No obstante, cuando las cosas nos salen mal, no solemos achacarlo a nuestra imprudencia o falta de previsión sino a circunstancias externas o, más vagamente, a la mala suerte. En cambio, vemos con mucha más claridad la falta de previsión de los otros. Cuando las cosas se les tuercen, es porque no supieron ver las consecuencias, porque calcularon mal o porque fueron imprudentes. Nosotros nunca tenemos la culpa de lo que nos pasa, los demás sí. La asimetría entre la propensión a justificar nuestros propios actos y los de los demás es un hecho conocido por los psicólogos del comportamiento. Según encuestas, un 70% de la población dice estar cumpliendo las medidas de protección contra los contagios (principalmente, mantener cierta distancia social, lavarse la manos con frecuencia, no tocarse la cara fuera de la propia casa, el uso de mascarilla en los casos recomendados). Pero cuando se les pregunta qué porcentaje de las demás personas lo hacen, suelen responder que, por lo que han visto, no más de un 20%. Evidentemente, ambas cifras no pueden ser verdaderas, lo que refleja un sesgo personalista muy común en la psicología social respecto a la valoración de la conducta propia y ajena, en el que incurre tal elevado número de sujetos. Desde que apareció la pandemia, muchos han decidido ignorar las medidas de seguridad, y por todas partes se han visto desde inaprensivos encuentros familiares a aglomeraciones en las que no solo era imposible mantener una distancia prudencial, sino que tampoco se usaron mascarillas para evitar los contagios. Los actores de esos y otros desatinos han sido gentes de todas las edades y condiciones, desde ciudadanos anónimos, pasando por personalidades conocidas, hasta políticos promotores de las normas que ellos mismos aprueban y recomiendan a los demás. Y es que, pese a nuestra sesgada atribución de justificaciones, la irresponsabilidad sí está bien repartida. Una prueba más es que en cuanto algunos países han empezado a relajar las medidas de protección ante la disminución de los contagios, han proliferado los reencuentros pequeños y grandes, con celebraciones, fiestas y hasta multitudes de paseantes agolpados por las calles y en las playas. Por supuesto, no han tardado en producirse nuevos brotes de la enfermedad un poco en todas partes, que ponen en peligro el control de la pandemia que tanto esfuerzo ha exigido a todos.  
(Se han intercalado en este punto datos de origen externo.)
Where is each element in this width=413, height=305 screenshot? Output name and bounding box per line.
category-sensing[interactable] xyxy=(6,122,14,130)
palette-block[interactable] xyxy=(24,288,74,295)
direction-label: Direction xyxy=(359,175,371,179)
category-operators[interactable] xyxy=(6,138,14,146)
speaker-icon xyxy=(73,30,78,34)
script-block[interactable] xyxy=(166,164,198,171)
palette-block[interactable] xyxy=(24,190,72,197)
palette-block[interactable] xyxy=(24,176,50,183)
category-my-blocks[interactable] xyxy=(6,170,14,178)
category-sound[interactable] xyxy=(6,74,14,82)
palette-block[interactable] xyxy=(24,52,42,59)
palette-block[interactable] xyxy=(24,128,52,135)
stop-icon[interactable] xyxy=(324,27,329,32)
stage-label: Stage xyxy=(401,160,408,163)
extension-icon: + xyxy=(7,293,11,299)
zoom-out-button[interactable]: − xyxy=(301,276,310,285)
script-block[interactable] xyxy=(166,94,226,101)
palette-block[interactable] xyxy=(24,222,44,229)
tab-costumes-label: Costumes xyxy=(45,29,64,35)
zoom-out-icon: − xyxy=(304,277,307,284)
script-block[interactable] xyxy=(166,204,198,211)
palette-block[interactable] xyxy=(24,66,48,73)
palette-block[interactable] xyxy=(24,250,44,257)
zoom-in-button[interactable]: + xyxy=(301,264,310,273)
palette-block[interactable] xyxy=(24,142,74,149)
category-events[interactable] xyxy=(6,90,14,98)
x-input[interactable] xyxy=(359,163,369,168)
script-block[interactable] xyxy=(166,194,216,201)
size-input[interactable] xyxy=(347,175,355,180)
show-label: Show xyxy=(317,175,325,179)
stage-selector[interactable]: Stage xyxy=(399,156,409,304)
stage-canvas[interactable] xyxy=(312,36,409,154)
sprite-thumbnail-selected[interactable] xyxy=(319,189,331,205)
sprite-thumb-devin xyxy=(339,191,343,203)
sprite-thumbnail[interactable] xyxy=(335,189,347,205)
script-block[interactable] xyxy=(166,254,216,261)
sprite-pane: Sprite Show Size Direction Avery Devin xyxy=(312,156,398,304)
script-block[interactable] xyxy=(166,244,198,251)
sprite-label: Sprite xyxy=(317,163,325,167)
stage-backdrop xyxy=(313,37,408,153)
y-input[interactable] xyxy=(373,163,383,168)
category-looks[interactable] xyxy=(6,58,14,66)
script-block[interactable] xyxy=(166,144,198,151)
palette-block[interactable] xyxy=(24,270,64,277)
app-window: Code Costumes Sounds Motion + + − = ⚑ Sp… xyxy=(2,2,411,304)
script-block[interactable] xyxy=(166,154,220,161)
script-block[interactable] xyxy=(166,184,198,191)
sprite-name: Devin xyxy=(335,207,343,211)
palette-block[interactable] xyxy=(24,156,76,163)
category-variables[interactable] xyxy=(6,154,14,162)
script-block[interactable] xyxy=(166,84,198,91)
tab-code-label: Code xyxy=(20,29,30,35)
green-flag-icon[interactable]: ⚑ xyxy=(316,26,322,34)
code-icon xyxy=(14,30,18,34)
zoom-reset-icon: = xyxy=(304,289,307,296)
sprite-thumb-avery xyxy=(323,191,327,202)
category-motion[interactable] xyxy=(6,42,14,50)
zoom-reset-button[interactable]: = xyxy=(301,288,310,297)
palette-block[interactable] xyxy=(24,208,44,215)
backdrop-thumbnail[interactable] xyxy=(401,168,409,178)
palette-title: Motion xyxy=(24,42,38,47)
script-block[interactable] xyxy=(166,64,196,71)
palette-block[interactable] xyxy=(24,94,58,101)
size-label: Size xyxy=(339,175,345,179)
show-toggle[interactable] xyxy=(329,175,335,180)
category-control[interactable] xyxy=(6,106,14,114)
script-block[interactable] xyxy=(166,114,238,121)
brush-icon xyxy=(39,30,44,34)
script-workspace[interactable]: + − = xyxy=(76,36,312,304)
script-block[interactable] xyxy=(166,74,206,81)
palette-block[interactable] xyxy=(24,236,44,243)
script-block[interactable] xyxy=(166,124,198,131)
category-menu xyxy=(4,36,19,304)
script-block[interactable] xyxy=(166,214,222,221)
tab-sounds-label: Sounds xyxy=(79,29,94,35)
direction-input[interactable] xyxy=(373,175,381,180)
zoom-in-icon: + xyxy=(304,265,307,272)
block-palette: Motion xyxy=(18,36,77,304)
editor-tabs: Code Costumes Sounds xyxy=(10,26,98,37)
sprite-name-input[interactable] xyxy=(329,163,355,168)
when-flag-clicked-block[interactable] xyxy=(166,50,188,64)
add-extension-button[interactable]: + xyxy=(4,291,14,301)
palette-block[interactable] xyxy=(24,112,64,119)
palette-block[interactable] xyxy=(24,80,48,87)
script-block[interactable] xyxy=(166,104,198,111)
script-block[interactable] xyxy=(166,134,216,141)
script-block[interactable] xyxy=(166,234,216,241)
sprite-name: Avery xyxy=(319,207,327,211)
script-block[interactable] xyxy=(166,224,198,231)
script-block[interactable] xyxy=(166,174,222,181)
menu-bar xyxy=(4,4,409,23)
Tengamos en cuenta que el virus no ha desaparecido y ni tan siquiera se ha atenuado su mortalidad. Por el contrario, según la OMS, la pandemia está creciendo a nivel mundial: para finales de junio el número total de contagios se acercaba a 11 millones, y ya se supera el medio millón de muertes en todo el mundo. Que logremos detener el avance de la enfermedad (y que los rebrotes no desborden otra vez la capacidad de respuesta de los organismos sanitarios que empiezan a recuperarse) dependerá en gran medida de que seamos capaces de reconocer la realidad de los riesgos y que asumamos objetivamente nuestra responsabilidad individual de evitar los contagios.